Think of SearchOS as a universal remote control for your Data. SearchOS brings search interoperability across devices, computer networks, operating systems and dataspaces to the market. Gaviri Technologies (soon to be renamed Universal SearchOS Inc.), is the world’s first and only Universal Search Operating System company. SearchOS ushers in the era of what I call "many devices, many OSes, many data spaces." I am convinced that this "One Search," The Universal Search Operating System, approach puts us in a class all our own.
What was the trigger in your career that made search and retrieval a focal point? Weren't there other, easier opportunities for you to use your technical training and expertise? Why not work for McKinsey & Co. or the US government?
The trigger was the realization in the early ‘90s, of just how complex search technology is. I was intrigued by the challenging engineering needed to solve the proverbial finding a "needle in a haystack" problem, which in my view, search technology aims to solve.
At the same time, I was frustrated by the many, incompatible computer interfaces and search silos that made finding this "needle" – the right data for a particular user – in a haystack of information difficult.
Today, the problem is even more complicated because we are not talking about finding a needle in a haystack anymore, we are talking about finding a needle in haystacks (think distributed data).
There were easier opportunities for me for sure. I could have continued as a technical director, managing people. I could also have decided to take the safer, easier, well-travelled path – the legacy-think, silos approach to search.

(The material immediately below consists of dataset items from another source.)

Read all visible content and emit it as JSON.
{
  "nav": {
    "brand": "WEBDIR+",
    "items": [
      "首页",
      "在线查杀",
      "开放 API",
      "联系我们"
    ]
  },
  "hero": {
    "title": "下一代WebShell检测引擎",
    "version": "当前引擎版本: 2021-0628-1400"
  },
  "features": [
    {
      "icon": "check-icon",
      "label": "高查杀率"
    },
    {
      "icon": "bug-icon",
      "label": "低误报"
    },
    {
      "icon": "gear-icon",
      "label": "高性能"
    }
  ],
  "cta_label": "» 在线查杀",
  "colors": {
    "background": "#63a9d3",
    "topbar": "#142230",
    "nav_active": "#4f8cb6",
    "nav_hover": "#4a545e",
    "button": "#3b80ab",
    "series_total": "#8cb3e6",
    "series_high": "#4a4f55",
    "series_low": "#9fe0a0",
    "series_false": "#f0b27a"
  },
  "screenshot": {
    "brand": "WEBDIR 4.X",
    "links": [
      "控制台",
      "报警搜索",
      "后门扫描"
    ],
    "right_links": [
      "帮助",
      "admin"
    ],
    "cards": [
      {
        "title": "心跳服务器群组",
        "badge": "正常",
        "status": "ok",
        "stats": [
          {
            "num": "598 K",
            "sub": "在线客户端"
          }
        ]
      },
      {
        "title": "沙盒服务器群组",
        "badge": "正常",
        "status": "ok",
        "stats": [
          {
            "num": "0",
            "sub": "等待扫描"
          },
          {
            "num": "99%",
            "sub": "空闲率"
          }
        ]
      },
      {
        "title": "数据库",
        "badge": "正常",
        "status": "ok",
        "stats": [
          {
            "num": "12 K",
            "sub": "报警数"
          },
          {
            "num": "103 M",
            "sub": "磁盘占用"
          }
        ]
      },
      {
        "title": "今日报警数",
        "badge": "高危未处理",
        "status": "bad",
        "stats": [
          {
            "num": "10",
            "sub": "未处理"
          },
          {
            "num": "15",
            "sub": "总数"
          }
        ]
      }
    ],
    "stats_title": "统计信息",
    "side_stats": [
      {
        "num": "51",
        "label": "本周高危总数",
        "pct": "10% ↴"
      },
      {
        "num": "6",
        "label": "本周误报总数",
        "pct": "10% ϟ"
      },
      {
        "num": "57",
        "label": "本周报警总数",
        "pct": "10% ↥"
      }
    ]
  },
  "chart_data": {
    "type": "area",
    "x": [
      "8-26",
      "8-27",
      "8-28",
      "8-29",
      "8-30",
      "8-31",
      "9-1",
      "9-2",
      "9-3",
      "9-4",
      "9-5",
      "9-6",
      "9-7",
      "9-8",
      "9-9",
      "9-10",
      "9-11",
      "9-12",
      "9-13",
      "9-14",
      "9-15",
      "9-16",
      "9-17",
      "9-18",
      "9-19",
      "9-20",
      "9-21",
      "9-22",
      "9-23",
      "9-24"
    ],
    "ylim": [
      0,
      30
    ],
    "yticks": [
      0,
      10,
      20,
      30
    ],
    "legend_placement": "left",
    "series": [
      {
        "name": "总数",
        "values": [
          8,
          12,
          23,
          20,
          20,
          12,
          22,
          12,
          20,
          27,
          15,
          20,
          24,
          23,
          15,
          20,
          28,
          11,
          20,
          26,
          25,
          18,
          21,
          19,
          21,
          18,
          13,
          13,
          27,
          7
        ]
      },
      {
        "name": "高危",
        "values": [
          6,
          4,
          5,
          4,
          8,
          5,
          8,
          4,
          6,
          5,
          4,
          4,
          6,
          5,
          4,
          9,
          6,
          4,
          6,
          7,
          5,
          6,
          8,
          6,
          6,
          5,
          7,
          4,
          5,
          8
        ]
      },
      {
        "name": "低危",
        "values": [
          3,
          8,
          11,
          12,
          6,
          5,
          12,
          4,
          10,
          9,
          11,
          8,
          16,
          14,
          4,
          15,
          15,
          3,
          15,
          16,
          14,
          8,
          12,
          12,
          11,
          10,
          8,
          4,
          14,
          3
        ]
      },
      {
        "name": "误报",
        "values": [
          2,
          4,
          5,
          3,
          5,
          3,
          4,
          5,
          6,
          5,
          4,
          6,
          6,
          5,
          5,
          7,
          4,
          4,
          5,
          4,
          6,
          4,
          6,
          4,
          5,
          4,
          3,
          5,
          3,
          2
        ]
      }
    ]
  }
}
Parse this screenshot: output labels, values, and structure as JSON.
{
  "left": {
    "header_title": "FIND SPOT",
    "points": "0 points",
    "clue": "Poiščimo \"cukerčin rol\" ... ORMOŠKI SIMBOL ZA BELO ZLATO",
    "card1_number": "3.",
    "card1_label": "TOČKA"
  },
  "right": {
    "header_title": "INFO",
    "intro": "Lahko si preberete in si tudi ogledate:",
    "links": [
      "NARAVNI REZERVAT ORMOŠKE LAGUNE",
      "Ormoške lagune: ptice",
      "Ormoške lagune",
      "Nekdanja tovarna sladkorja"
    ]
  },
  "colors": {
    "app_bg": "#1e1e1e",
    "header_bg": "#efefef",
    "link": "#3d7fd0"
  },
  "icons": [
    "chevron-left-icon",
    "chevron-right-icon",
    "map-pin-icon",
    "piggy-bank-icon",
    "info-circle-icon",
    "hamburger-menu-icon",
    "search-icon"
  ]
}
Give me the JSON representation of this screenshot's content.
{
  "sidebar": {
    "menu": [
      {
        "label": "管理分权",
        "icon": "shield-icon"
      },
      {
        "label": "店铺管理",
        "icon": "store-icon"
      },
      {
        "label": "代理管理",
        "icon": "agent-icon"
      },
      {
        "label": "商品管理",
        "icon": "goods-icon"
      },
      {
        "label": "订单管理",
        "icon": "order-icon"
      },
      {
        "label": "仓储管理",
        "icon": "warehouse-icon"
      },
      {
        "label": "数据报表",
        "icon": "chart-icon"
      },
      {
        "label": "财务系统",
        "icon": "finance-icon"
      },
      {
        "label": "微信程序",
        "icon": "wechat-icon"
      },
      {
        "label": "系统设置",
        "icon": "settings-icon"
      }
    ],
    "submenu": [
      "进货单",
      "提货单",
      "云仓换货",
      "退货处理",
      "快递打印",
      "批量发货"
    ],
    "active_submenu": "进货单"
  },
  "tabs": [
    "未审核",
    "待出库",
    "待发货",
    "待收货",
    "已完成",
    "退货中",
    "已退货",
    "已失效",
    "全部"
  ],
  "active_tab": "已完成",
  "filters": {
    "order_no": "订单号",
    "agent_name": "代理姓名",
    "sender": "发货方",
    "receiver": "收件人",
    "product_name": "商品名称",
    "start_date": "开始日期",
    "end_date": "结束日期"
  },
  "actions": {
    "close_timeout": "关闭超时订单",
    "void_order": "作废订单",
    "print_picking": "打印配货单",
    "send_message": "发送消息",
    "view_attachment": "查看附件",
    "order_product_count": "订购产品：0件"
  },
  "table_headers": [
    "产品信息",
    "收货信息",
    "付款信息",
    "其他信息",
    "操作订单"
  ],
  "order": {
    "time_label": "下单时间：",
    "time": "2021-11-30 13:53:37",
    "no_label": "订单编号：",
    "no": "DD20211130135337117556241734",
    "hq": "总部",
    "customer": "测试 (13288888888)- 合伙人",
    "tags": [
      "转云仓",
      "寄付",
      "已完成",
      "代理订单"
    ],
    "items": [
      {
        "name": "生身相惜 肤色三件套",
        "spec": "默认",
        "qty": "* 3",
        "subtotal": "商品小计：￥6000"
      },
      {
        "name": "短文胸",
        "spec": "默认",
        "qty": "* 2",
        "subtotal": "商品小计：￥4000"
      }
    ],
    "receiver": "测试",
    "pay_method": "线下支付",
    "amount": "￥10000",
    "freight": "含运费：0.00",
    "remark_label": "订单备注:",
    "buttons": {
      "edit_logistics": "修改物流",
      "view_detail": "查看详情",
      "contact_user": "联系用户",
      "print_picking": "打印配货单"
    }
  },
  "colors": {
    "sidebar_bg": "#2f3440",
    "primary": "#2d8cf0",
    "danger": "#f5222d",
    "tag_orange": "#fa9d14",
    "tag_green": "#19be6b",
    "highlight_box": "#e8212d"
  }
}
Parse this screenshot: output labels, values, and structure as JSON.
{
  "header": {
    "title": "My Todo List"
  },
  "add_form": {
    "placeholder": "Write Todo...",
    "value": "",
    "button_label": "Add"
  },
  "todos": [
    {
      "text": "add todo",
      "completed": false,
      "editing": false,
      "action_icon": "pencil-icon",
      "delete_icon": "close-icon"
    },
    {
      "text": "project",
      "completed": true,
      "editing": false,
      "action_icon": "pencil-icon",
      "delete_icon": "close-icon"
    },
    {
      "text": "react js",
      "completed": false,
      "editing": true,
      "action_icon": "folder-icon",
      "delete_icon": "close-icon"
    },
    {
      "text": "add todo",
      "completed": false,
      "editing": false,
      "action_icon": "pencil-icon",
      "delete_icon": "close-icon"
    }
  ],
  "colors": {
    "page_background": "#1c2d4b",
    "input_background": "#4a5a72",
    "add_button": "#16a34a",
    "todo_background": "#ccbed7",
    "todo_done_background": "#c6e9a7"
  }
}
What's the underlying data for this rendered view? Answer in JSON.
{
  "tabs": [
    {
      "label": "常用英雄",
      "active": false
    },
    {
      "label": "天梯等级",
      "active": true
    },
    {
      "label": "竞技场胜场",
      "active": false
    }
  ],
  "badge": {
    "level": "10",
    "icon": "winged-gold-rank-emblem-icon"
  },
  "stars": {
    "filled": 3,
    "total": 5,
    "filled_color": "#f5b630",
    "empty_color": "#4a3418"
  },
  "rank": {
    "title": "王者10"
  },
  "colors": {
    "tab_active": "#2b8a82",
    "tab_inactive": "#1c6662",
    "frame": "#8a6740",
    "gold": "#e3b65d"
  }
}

But for me none of these would have been mentally challenging. I enjoy the challenge of solving problems that no one else is solving. I like to do something different, something beyond-search. There’s no intellectual challenge in imitating what others have already done.
What problems aren’t other people solving?
True search interoperability – the ability to make search work independent of devices, data storage frameworks or computing environments. This is what matters most to users today. You would think by now we would have really smart search that understands users’ contexts and morphs accordingly to find data, regardless of the devices or the dataspaces holding the data.
But legacy search solutions are clueless to the ways of the modern searcher.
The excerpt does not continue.